Moradores do Costa Bela, Serra, cobram e aguardam providências de Imobiliária | 2/5

Moradores do Costa Bela

Moradores do Costa Bela

Após questionamentos do deputado Bruno Lamas ficarem sem resposta em audiência, representante da Imobiliária Universal garantiu reunião com moradores para avaliar prejuízos, como rachaduras e infiltrações em casas, poeira e barulho, e admitiu corrigir os problemas.

A reunião da Comissão de Cidadania da Assembleia Legislativa, realizada ontem (31) a pedido do vice-presidente do colegiado, deputado Bruno Lamas (PSB), para tratar dos supostos prejuízos causados pela construção do loteamento Capuba Ville, da Imobiliária Universal, no bairro de Costa Bela, na Grande Jacaraípe, Serra, foi quente, com muitos questionamentos não respondidos e discordâncias, mas acabou com alguns avanços.

Entre eles, a garantia de participação de membros da imobiliária numa reunião marcada para o próximo dia 11, na própria comunidade, em que a empresa se comprometeu a elaborar um cadastro dos atingidos pelo empreendimento e analisar, caso a caso, os supostos prejuízos, para, comprovada a sua responsabilidade, tomar as devidas providências.

 costa-bela-1.jpegO clima tenso entre o grupo de moradores e a empresa ficou claro, a partir dos cartazes colados nos vidros que separam a galeria do auditório Judith Leão Castello Ribeiro, onde foi realizada a audiência pública, com os dizeres: “Imobiliária Universal realizando seus sonhos à custa do meu sono”, “Universal cadê você? Estou aqui pra resolver” e “Estamos sendo prejudicados por esta obra e ninguém nos ouve” .

Transtornos

Um grupo de moradores do bairro Costa Bela, que atualmente tem 1.300 habitantes, se revezou no microfone denunciando irregularidades na construção do novo loteamento, o que estaria causando forte impacto e transtornos para a comunidade.

“Há anos a imobiliária vem realizando movimentações nesse terreno de forma descontinuada, com longos intervalos entre uma ação e outra. Dado o início da movimentação na área do loteamento, percebeu-se que a retirada das árvores e a compactação do solo provocada pela movimentação das máquinas estavam promovendo um acúmulo de água em uma parte específica do loteamento e que isso poderia ter impactos indesejáveis”, alertou Adenis Laurete Júnior, um dos representantes dos moradores.

De acordo com o morador, essa ação culminou com a derrubada de um muro, gerando severos danos e transtornos.

“No ano passado, em um período de chuvas muito fortes, o muro de uma moradora veio ao chão durante a madrugada e toda a água acumulada nessa parte mais baixa do terreno, localizada exatamente atrás do muro dessa moradora, invadiu a sua residência e alagou a rua, chegando a invadir outras residências”, apontou.

Outra queixa dos moradores é de que o aterramento realizado na área ultrapassou a altura dos muros das residências em seu entorno. Dessa forma, segundo eles, a poeira causada pela ação, e, principalmente, a insegurança gerada, facilitaria a invasão das residências por parte de ladrões. Eles reclamam ainda da falta de um sistema de drenagem e de muros de arrimo na obra.
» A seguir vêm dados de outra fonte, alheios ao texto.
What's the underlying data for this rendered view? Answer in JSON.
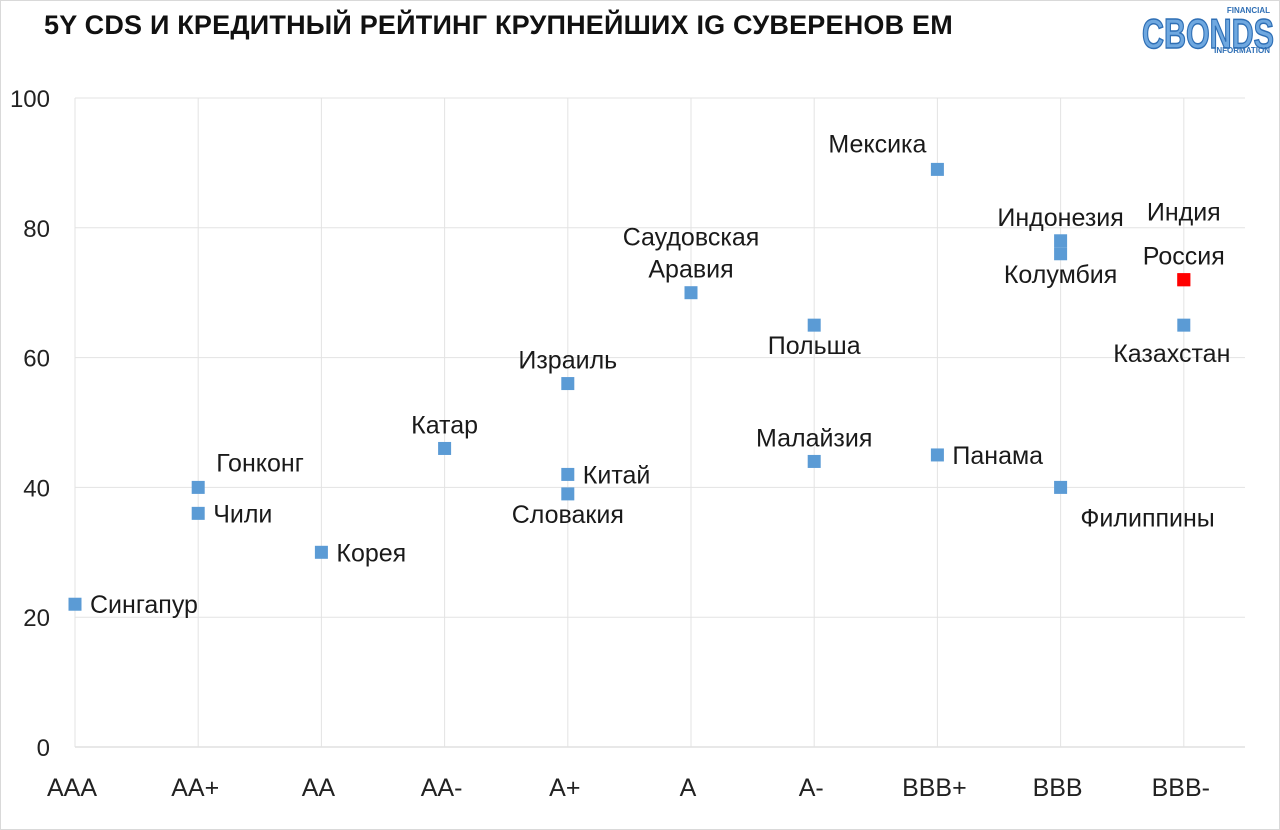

“Queremos que a nossa paz seja devolvida, queremos soluções, queremos informações, queremos diálogo, e mais do que tudo, queremos garantias de ressarcimento”, concluiu Adenis.

A moradora Daniele Curty reclamou da falta de retorno a respeito das demandas. “A gente busca diálogo há mais de um ano. Nós temos ofícios enviados tanto para a imobiliária, quanto para a prefeitura e não tivemos resposta sobre o projeto. Nós temos ali uma importante Área de Preservação Ambiental (APA), que foi catalogada pela Ufes, onde a gente encontra uma fauna e uma flora extensas. Há prejuízos ao meio ambiente”, alertou a convidada.

Segundo Daniele, a Prefeitura da Serra já encaminhou fiscais para acompanhar a execução das obras e foi constatado que a empresa não vem cumprindo diversas condicionantes ambientais estabelecidas. “A primeira chuva que der bem forte vai destruir o restante dos muros que ainda estão de pé”, previu.

Empresa se defende

Representante da Imobiliária Universal, a gerente de Marketing e Relações Institucionais, Juliana Botelho, declarou que a empresa tem mantido diálogo com a Associação de Moradores do bairro.

No entanto, segundo ela, as pessoas impactadas pela obra não se sentem representadas por essa associação e exigem um canal direto de diálogo entre a construtora e os impactados diretamente pelo empreendimento.

“Já inclusive marcamos, a pedido deles, num sábado, lá no loteamento, para que a gente vá ao local com nossa equipe de conciliação e engenharia e faça um apanhado de quais são as queixas, quais são os prejuízos, quais são as inconsistências que existem, para que elas sejam tratadas. E qualquer tipo de dano que ficar comprovado que é um reflexo de nossa obra, temos total abertura de identificar e total interesse de resolver e sanar isso”, assegurou.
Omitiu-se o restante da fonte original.